History may perhaps at some future day relate the story of the metamorphosis of the Swan, of his wanderings and his vicissitudes; but years must first elapse, for it was only yesterday, as one might say, that Segundo García quitted Vilamorta, leaving the schoolmistress behind him dissolved in tears. And the story of the schoolmistress is the only episode in the chronicle of the Swan which we can at present bring to an end.
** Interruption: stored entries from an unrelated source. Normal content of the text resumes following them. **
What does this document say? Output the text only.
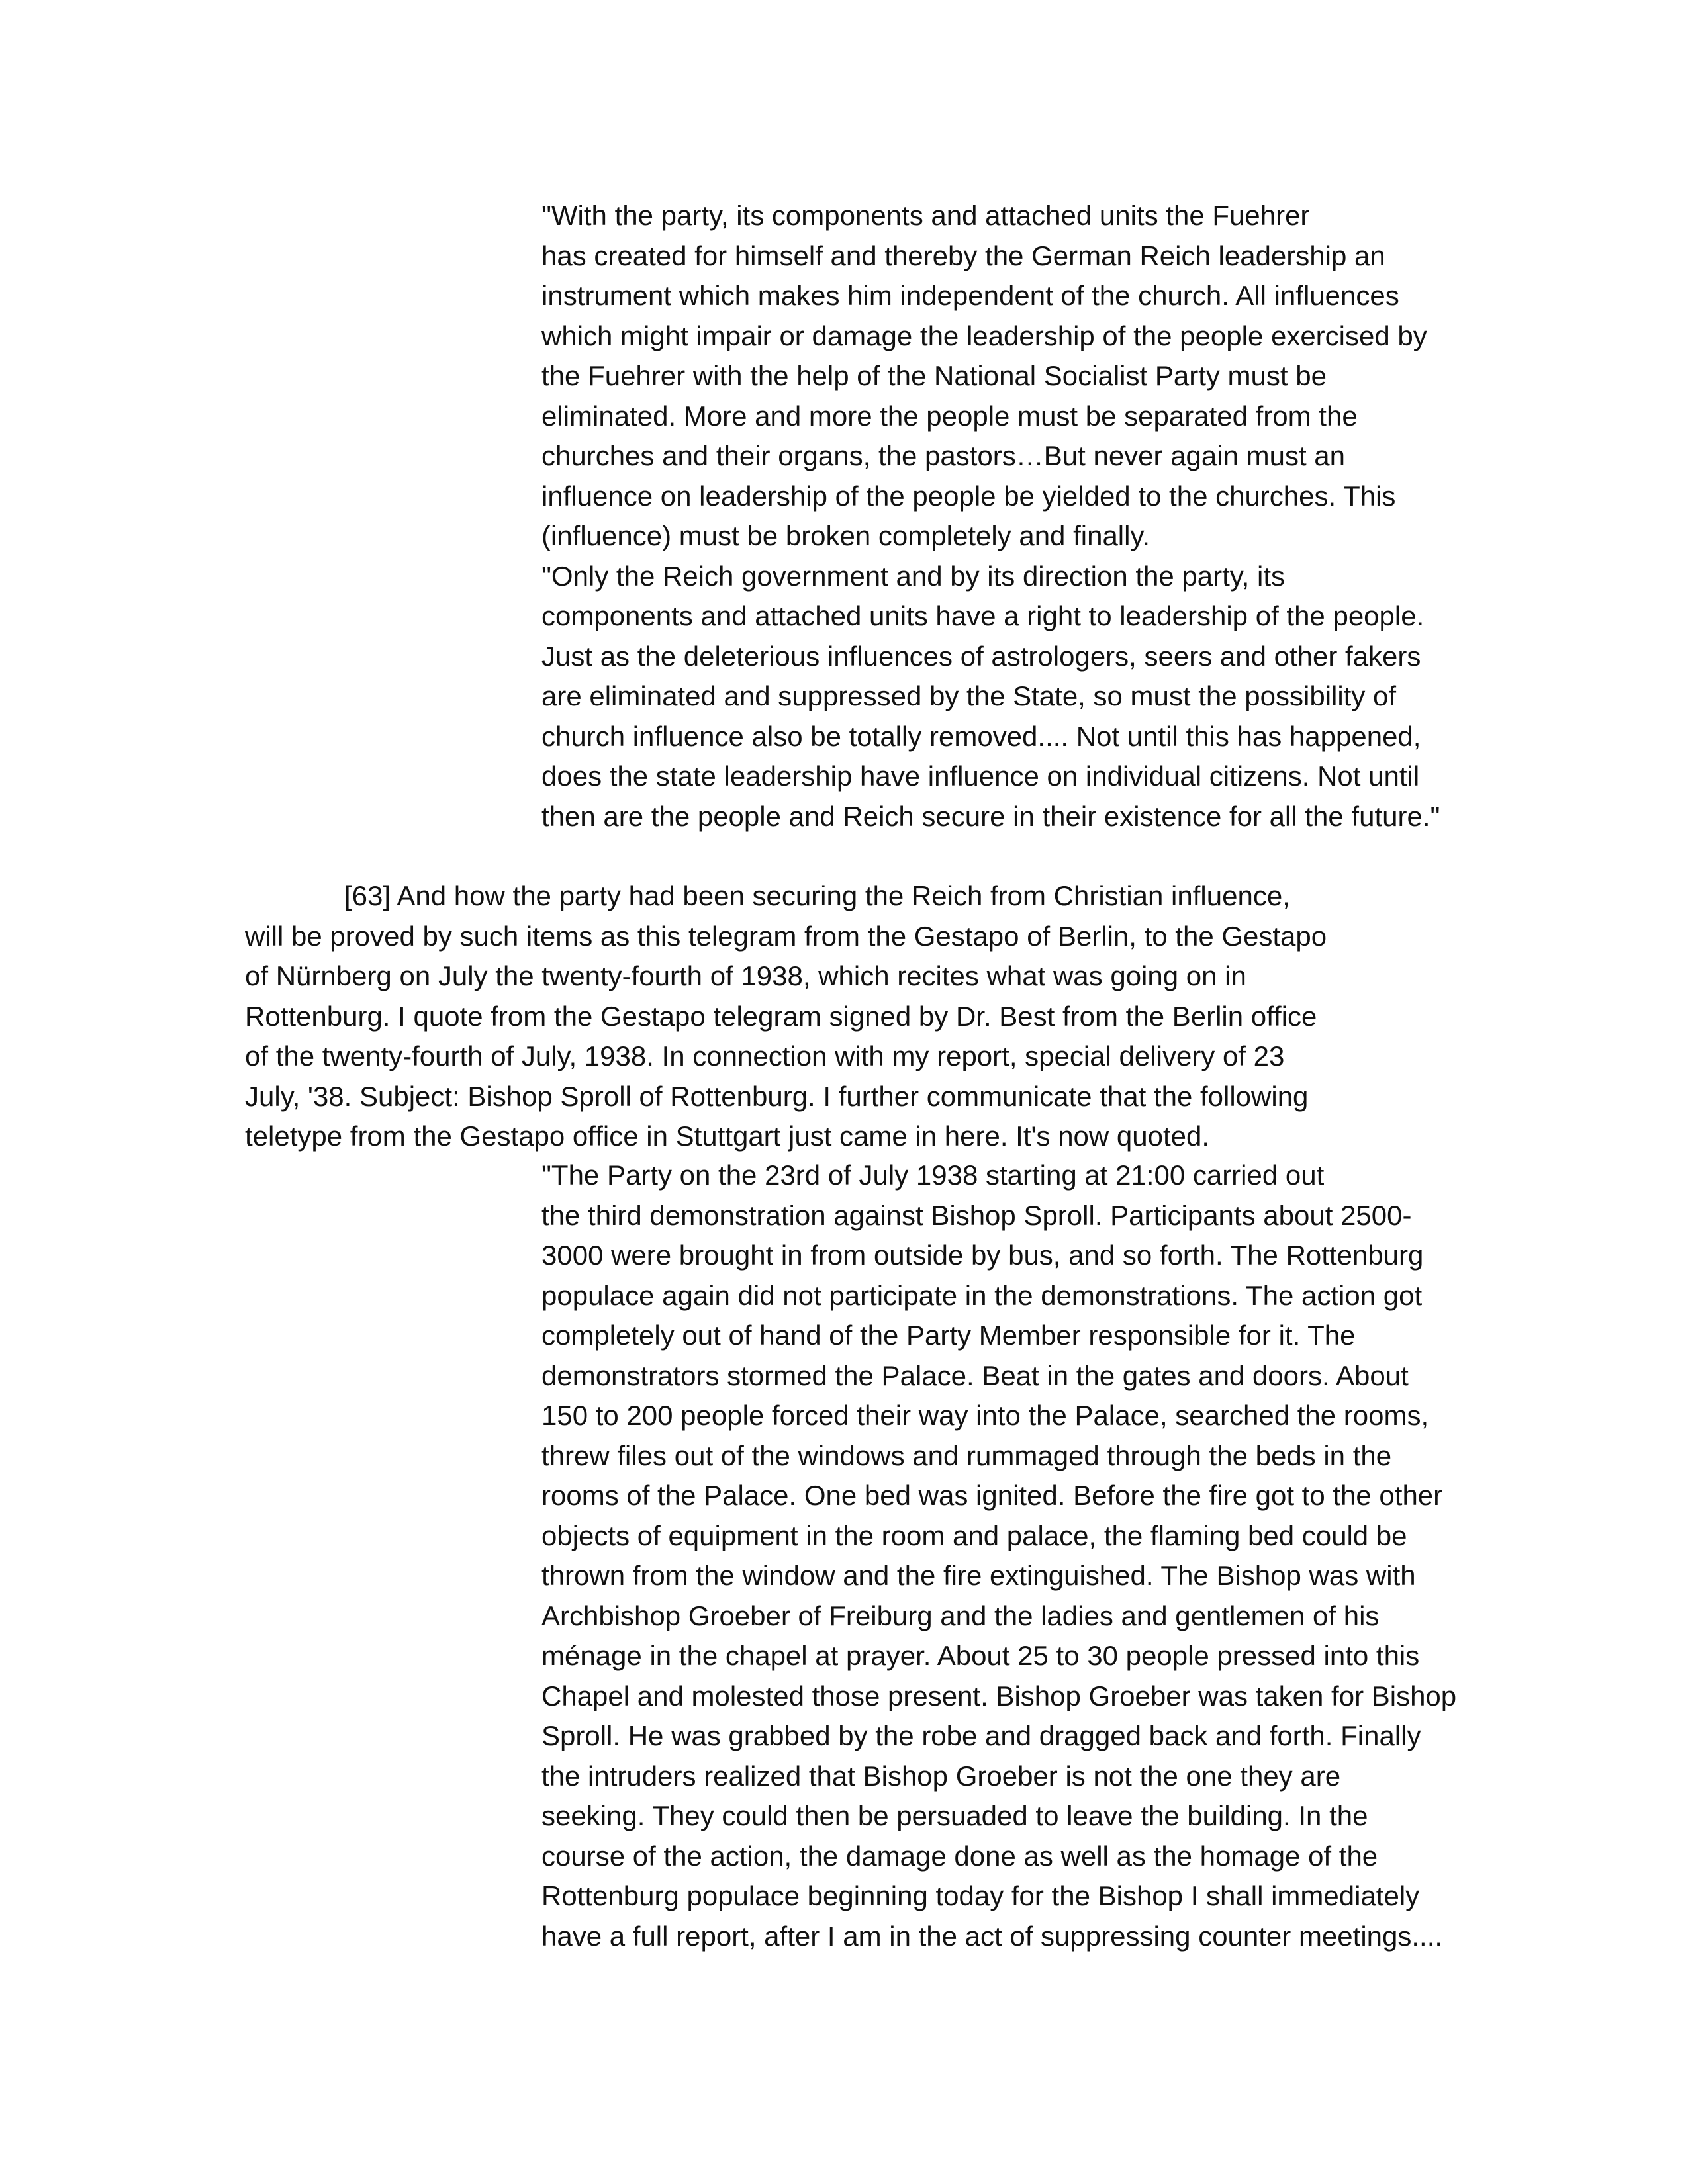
"With the party, its components and attached units the Fuehrer
has created for himself and thereby the German Reich leadership an
instrument which makes him independent of the church. All influences
which might impair or damage the leadership of the people exercised by
the Fuehrer with the help of the National Socialist Party must be
eliminated. More and more the people must be separated from the
churches and their organs, the pastors…But never again must an
influence on leadership of the people be yielded to the churches. This
(influence) must be broken completely and finally.

"Only the Reich government and by its direction the party, its
components and attached units have a right to leadership of the people.
Just as the deleterious influences of astrologers, seers and other fakers
are eliminated and suppressed by the State, so must the possibility of
church influence also be totally removed.... Not until this has happened,
does the state leadership have influence on individual citizens. Not until
then are the people and Reich secure in their existence for all the future."

[63] And how the party had been securing the Reich from Christian influence,
will be proved by such items as this telegram from the Gestapo of Berlin, to the Gestapo
of Nürnberg on July the twenty-fourth of 1938, which recites what was going on in
Rottenburg. I quote from the Gestapo telegram signed by Dr. Best from the Berlin office
of the twenty-fourth of July, 1938. In connection with my report, special delivery of 23
July, '38. Subject: Bishop Sproll of Rottenburg. I further communicate that the following
teletype from the Gestapo office in Stuttgart just came in here. It's now quoted.

"The Party on the 23rd of July 1938 starting at 21:00 carried out
the third demonstration against Bishop Sproll. Participants about 2500-
3000 were brought in from outside by bus, and so forth. The Rottenburg
populace again did not participate in the demonstrations. The action got
completely out of hand of the Party Member responsible for it. The
demonstrators stormed the Palace. Beat in the gates and doors. About
150 to 200 people forced their way into the Palace, searched the rooms,
threw files out of the windows and rummaged through the beds in the
rooms of the Palace. One bed was ignited. Before the fire got to the other
objects of equipment in the room and palace, the flaming bed could be
thrown from the window and the fire extinguished. The Bishop was with
Archbishop Groeber of Freiburg and the ladies and gentlemen of his
ménage in the chapel at prayer. About 25 to 30 people pressed into this
Chapel and molested those present. Bishop Groeber was taken for Bishop
Sproll. He was grabbed by the robe and dragged back and forth. Finally
the intruders realized that Bishop Groeber is not the one they are
seeking. They could then be persuaded to leave the building. In the
course of the action, the damage done as well as the homage of the
Rottenburg populace beginning today for the Bishop I shall immediately
have a full report, after I am in the act of suppressing counter meetings....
Leocadia was the theme of much gossip in Vilamorta. She was seriously ill, according to some, according to others, ruined, and according to many, touched in her mind. She had been seen haunting the neighborhood of Segundo's house on various nights during the poet's illness; it was affirmed that she had sold her land and that her house was mortgaged to Clodio Genday; but the strangest thing of all, that which was most bitterly censured, was her neglect of her son after having cared for him and watched over him from his infancy, never going to Orense to see him, while old Flores went there constantly, bringing back worse and worse news of the child every time she went—that he was wasting away, that he spit blood, that he was dying of grief, that he would not last a month. Leocadia, as she listened, would let her chin fall upon her breast, and at times her shoulders would move convulsively, as if she were weeping. Otherwise she appeared calm, although she was very silent and had lost her former activity. She helped Flores in the kitchen, attended to the children of the school, swept and dusted—all like an automaton, while Flores, who pitilessly spied out every occasion to find fault with her, took pleasure in crying:

"Woman, you have left this side of the pan dirty—woman, you haven't mended your skirt—woman, what are you thinking about? I am going to Orense to-day and you will have to take care of the puchero."

At the end of the summer Clodio demanded the interest on his loan and Leocadia was unable to pay it; she was notified accordingly that, after the necessary legal proceedings, the creditor would avail himself of his legal right to take possession of the house. This was a terrible blow for Leocadia.